What is a Data Warehouse ?
Essentially a Data Warehouse is:
- A database that exists to support reporting and analysis in an organisation.
- It contains historical, clean and integrated data from multiple source systems.
- The data is structured in a “star schema”, that makes it easy to consume by Business Intelligence tools for analysis and reporting purposes.
- It is optimized to respond to queries over large data sets quickly.
At the heart of a data warehouse is the ability to organize data so it can be easily consumed by report writers. What do I mean by easily consumed? Essentially the ability for business users to drag and drop/slice and dice data attributes and measures in a pivot table or graph.

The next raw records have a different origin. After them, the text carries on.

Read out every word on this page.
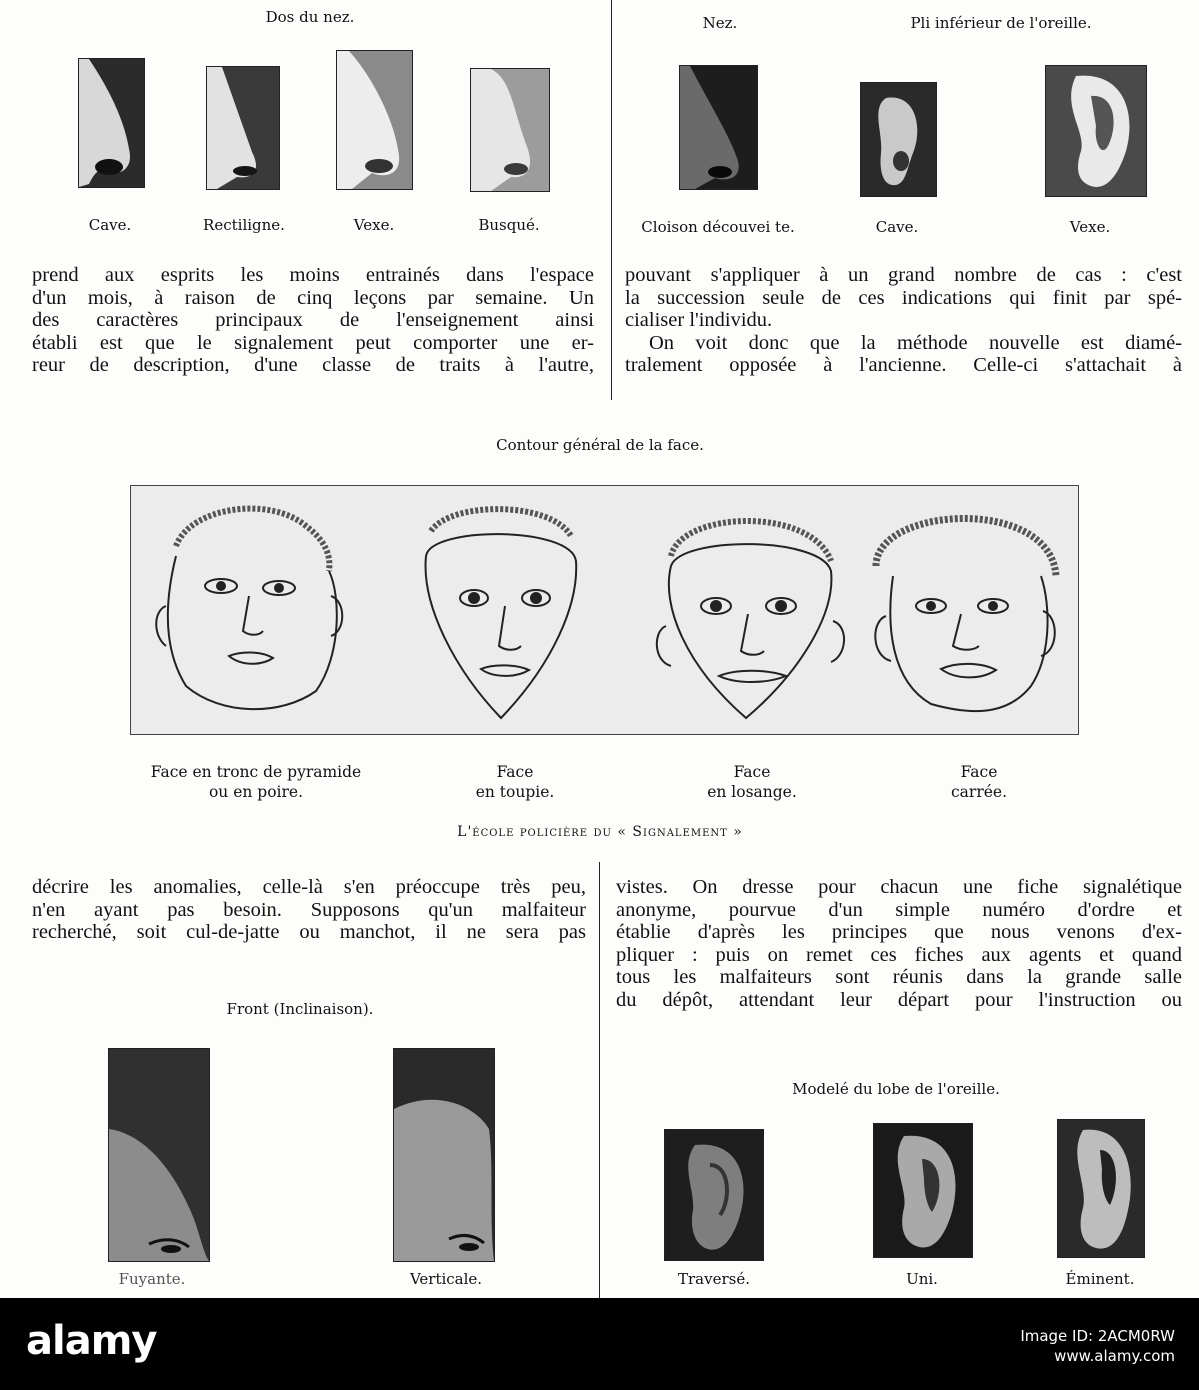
Dos du nez.
Cave.	Rectiligne.	Vexe.	Busqué.
Nez.	Pli inférieur de l'oreille.
Cloison découvei te.	Cave.	Vexe.
prend aux esprits les moins entrainés dans l'espace
d'un mois, à raison de cinq leçons par semaine. Un
des caractères principaux de l'enseignement ainsi
établi est que le signalement peut comporter une er-
reur de description, d'une classe de traits à l'autre,
pouvant s'appliquer à un grand nombre de cas : c'est
la succession seule de ces indications qui finit par spé-
cialiser l'individu.
On voit donc que la méthode nouvelle est diamé-
tralement opposée à l'ancienne. Celle-ci s'attachait à
Contour général de la face.
Face en tronc de pyramide
ou en poire.
Face
en toupie.
Face
en losange.
Face
carrée.
L'école policière du « Signalement »
décrire les anomalies, celle-là s'en préoccupe très peu,
n'en ayant pas besoin. Supposons qu'un malfaiteur
recherché, soit cul-de-jatte ou manchot, il ne sera pas
vistes. On dresse pour chacun une fiche signalétique
anonyme, pourvue d'un simple numéro d'ordre et
établie d'après les principes que nous venons d'ex-
pliquer : puis on remet ces fiches aux agents et quand
tous les malfaiteurs sont réunis dans la grande salle
du dépôt, attendant leur départ pour l'instruction ou
Front (Inclinaison).
Fuyante.	Verticale.
Modelé du lobe de l'oreille.
Traversé.	Uni.	Éminent.
alamy	Image ID: 2ACM0RW
www.alamy.com
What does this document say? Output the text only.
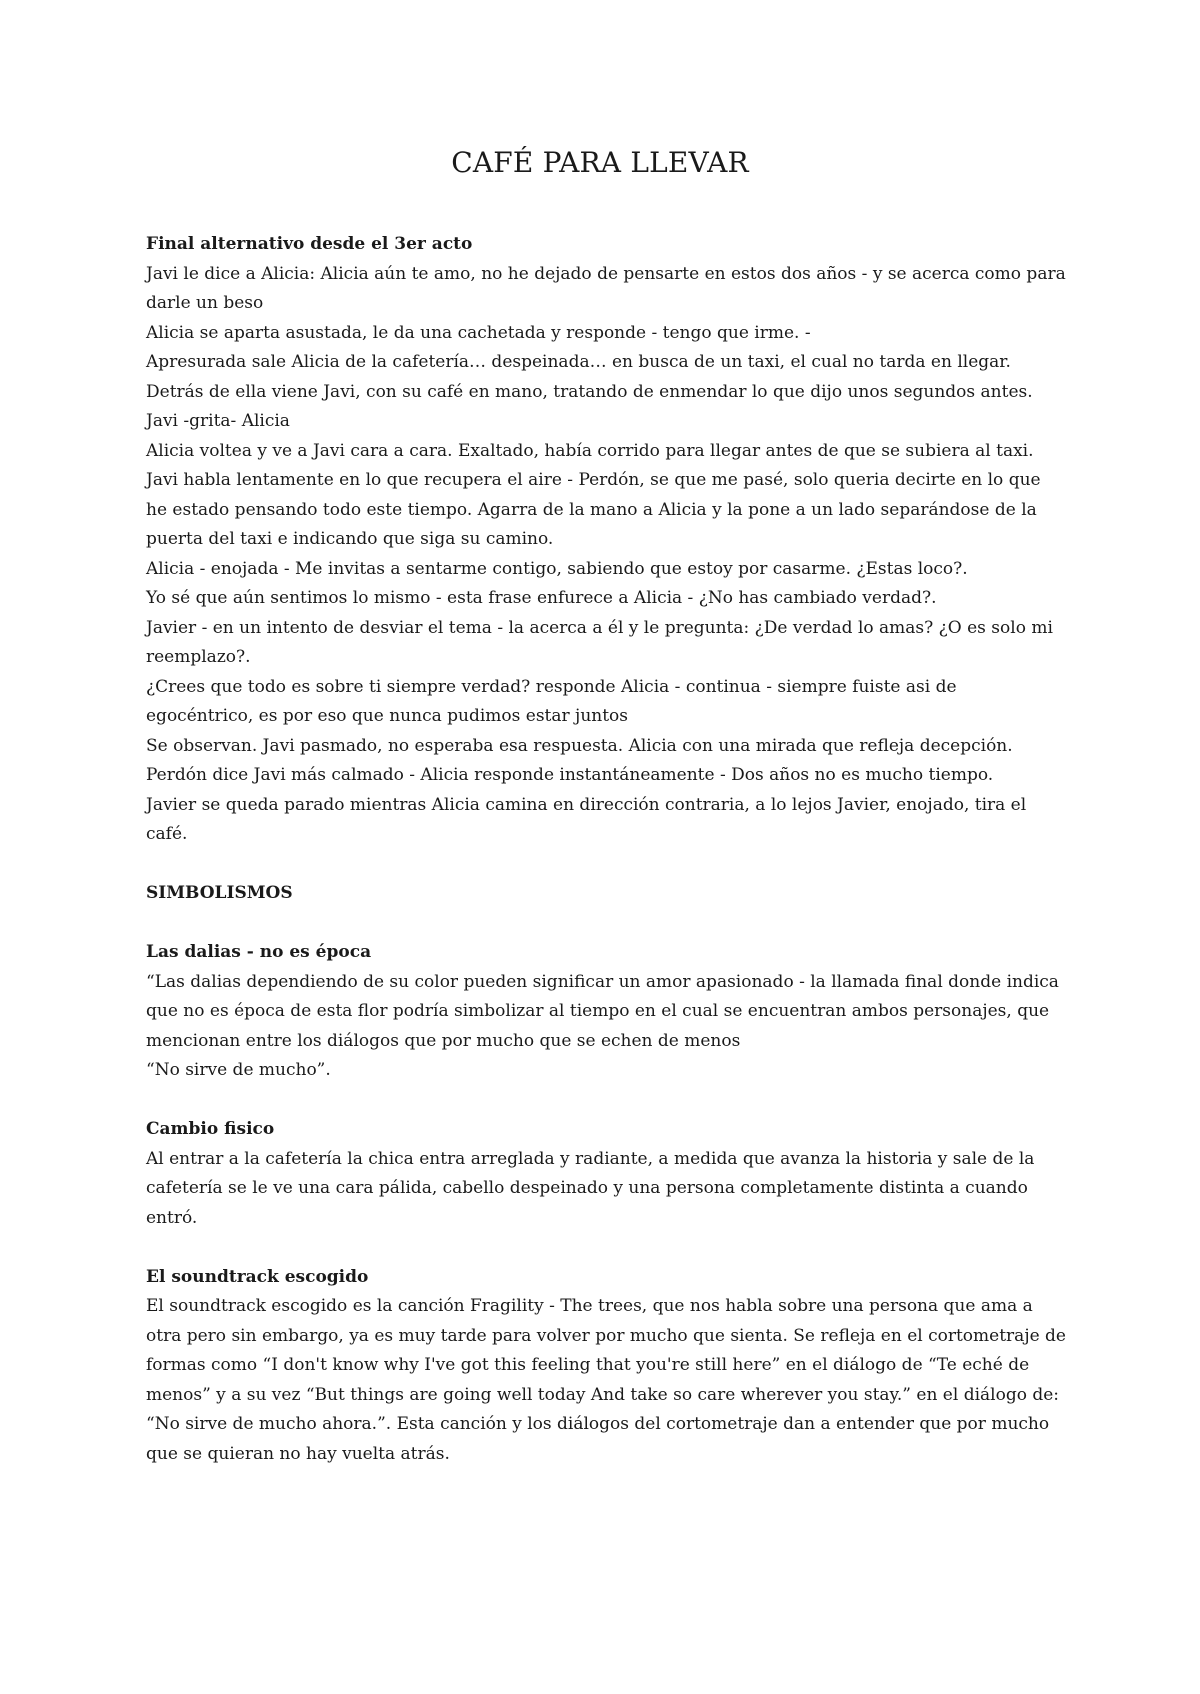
CAFÉ PARA LLEVAR

Final alternativo desde el 3er acto

Javi le dice a Alicia: Alicia aún te amo, no he dejado de pensarte en estos dos años - y se acerca como para darle un beso

Alicia se aparta asustada, le da una cachetada y responde - tengo que irme. -

Apresurada sale Alicia de la cafetería… despeinada… en busca de un taxi, el cual no tarda en llegar.

Detrás de ella viene Javi, con su café en mano, tratando de enmendar lo que dijo unos segundos antes.

Javi -grita- Alicia

Alicia voltea y ve a Javi cara a cara. Exaltado, había corrido para llegar antes de que se subiera al taxi.

Javi habla lentamente en lo que recupera el aire - Perdón, se que me pasé, solo queria decirte en lo que he estado pensando todo este tiempo. Agarra de la mano a Alicia y la pone a un lado separándose de la puerta del taxi e indicando que siga su camino.

Alicia - enojada - Me invitas a sentarme contigo, sabiendo que estoy por casarme. ¿Estas loco?.

Yo sé que aún sentimos lo mismo - esta frase enfurece a Alicia - ¿No has cambiado verdad?.

Javier - en un intento de desviar el tema - la acerca a él y le pregunta: ¿De verdad lo amas? ¿O es solo mi reemplazo?.

¿Crees que todo es sobre ti siempre verdad? responde Alicia - continua - siempre fuiste asi de egocéntrico, es por eso que nunca pudimos estar juntos

Se observan. Javi pasmado, no esperaba esa respuesta. Alicia con una mirada que refleja decepción.

Perdón dice Javi más calmado - Alicia responde instantáneamente - Dos años no es mucho tiempo.

Javier se queda parado mientras Alicia camina en dirección contraria, a lo lejos Javier, enojado, tira el café.

SIMBOLISMOS

Las dalias - no es época

“Las dalias dependiendo de su color pueden significar un amor apasionado - la llamada final donde indica que no es época de esta flor podría simbolizar al tiempo en el cual se encuentran ambos personajes, que mencionan entre los diálogos que por mucho que se echen de menos

“No sirve de mucho”.

Cambio fisico

Al entrar a la cafetería la chica entra arreglada y radiante, a medida que avanza la historia y sale de la cafetería se le ve una cara pálida, cabello despeinado y una persona completamente distinta a cuando entró.

El soundtrack escogido

El soundtrack escogido es la canción Fragility - The trees, que nos habla sobre una persona que ama a otra pero sin embargo, ya es muy tarde para volver por mucho que sienta. Se refleja en el cortometraje de formas como “I don't know why I've got this feeling that you're still here” en el diálogo de “Te eché de menos” y a su vez “But things are going well today And take so care wherever you stay.” en el diálogo de: “No sirve de mucho ahora.”. Esta canción y los diálogos del cortometraje dan a entender que por mucho que se quieran no hay vuelta atrás.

No code required.
Other use cases include Data analysts and scientists interacting with a data warehouse in the same way or more directly via code (SQL, R, Python etc).

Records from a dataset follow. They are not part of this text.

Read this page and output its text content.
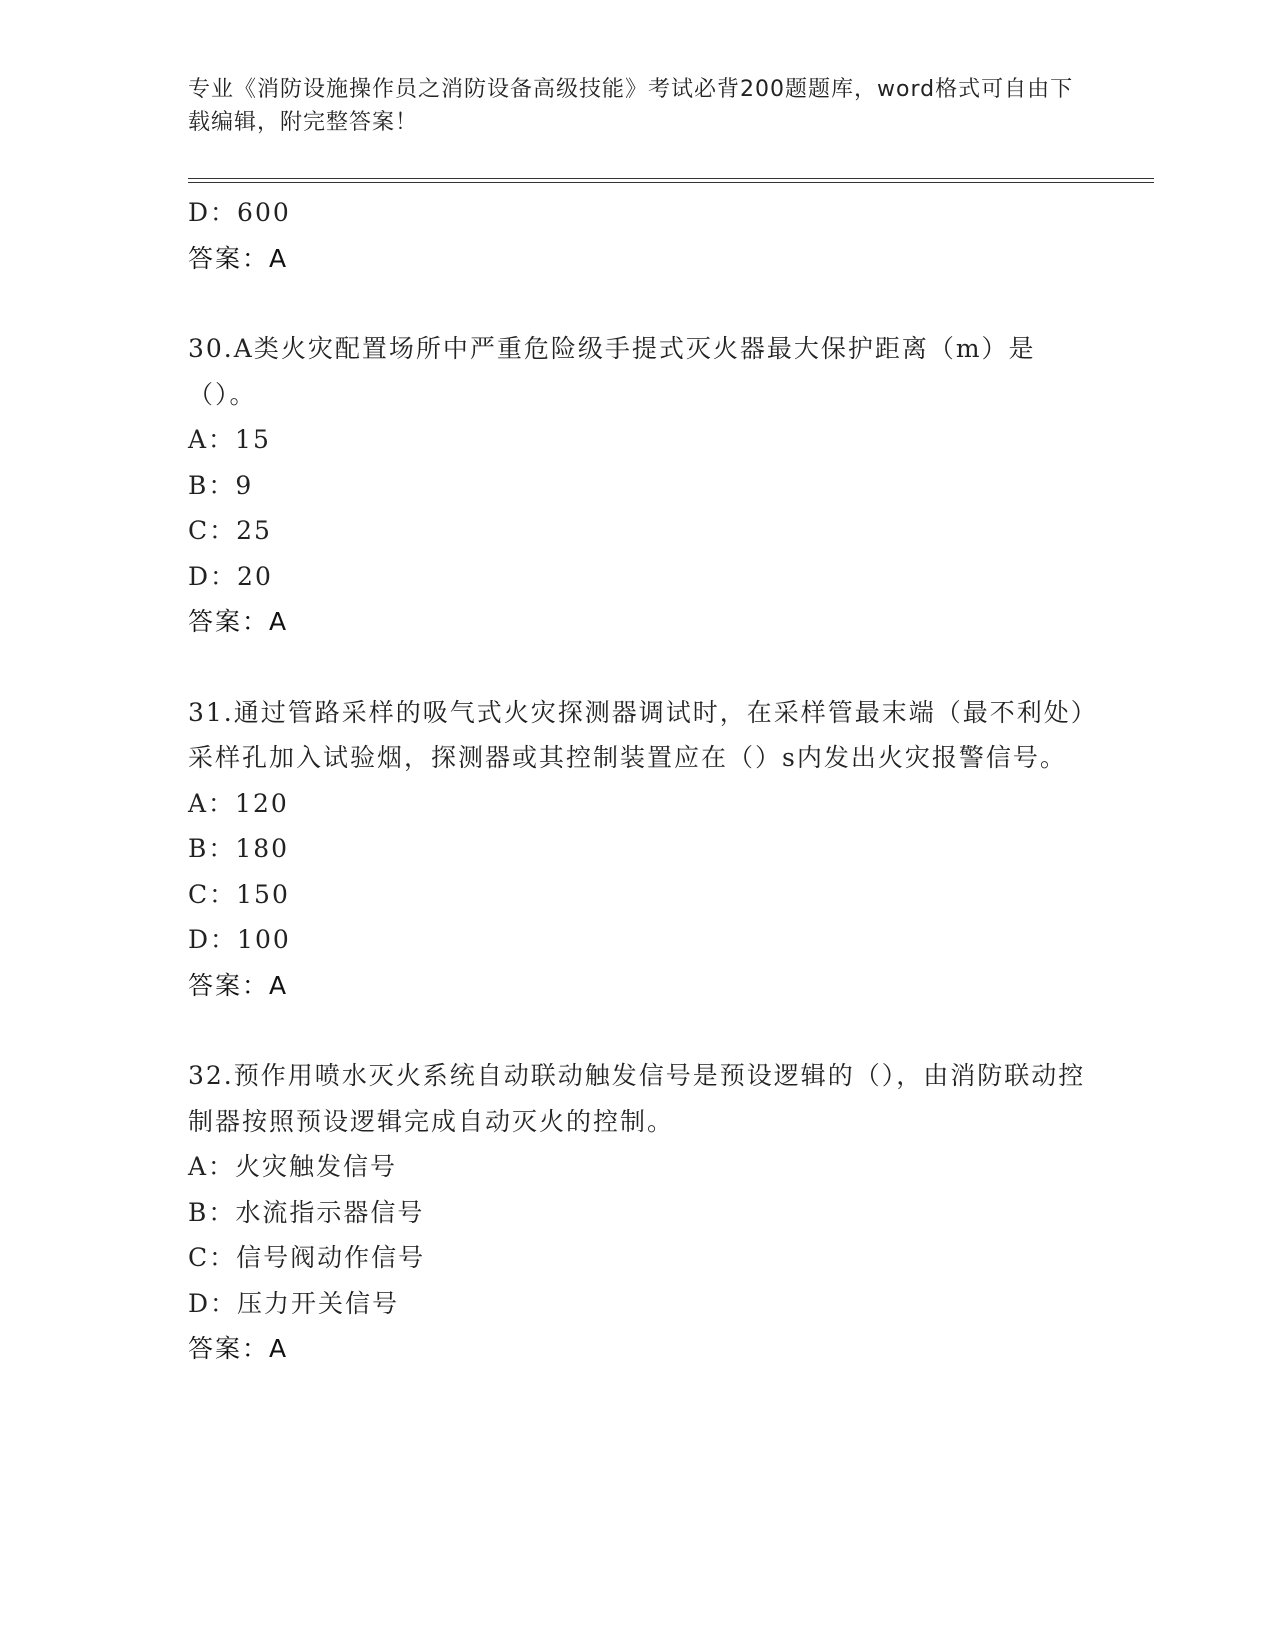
专业《消防设施操作员之消防设备高级技能》考试必背200题题库，word格式可自由下载编辑，附完整答案！
D：600
答案：A
30.A类火灾配置场所中严重危险级手提式灭火器最大保护距离（m）是（）。
A：15
B：9
C：25
D：20
答案：A
31.通过管路采样的吸气式火灾探测器调试时，在采样管最末端（最不利处）采样孔加入试验烟，探测器或其控制装置应在（）s内发出火灾报警信号。
A：120
B：180
C：150
D：100
答案：A
32.预作用喷水灭火系统自动联动触发信号是预设逻辑的（），由消防联动控制器按照预设逻辑完成自动灭火的控制。
A：火灾触发信号
B：水流指示器信号
C：信号阀动作信号
D：压力开关信号
答案：A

Recently the term “Data Warehouse” has become blurred. With the advent of big data, data lakes, data swamps etc, vendors will often refer to these different data management architectures as a “Data Warehouse”. For the purposes of this course, the term Data Warehouse means a Kimball Multi-Dimensional Data Warehouse. That is, a database containing Facts and Dimensions organised in a Star Schema. That is the core of the Data Warehouse, but there are other data layers and processes that accompany a Kimball Data Warehouse and are vital to its operation, including:
- The intermediary data layers (like a Persist layer or a Staging layer)
- The Extract Transform and Load (ETL) processes required to load data into the Data Warehouse.
- A semantic layer like an OLAP Cube or Tabular model that provides high performance aggregated query performance for end users.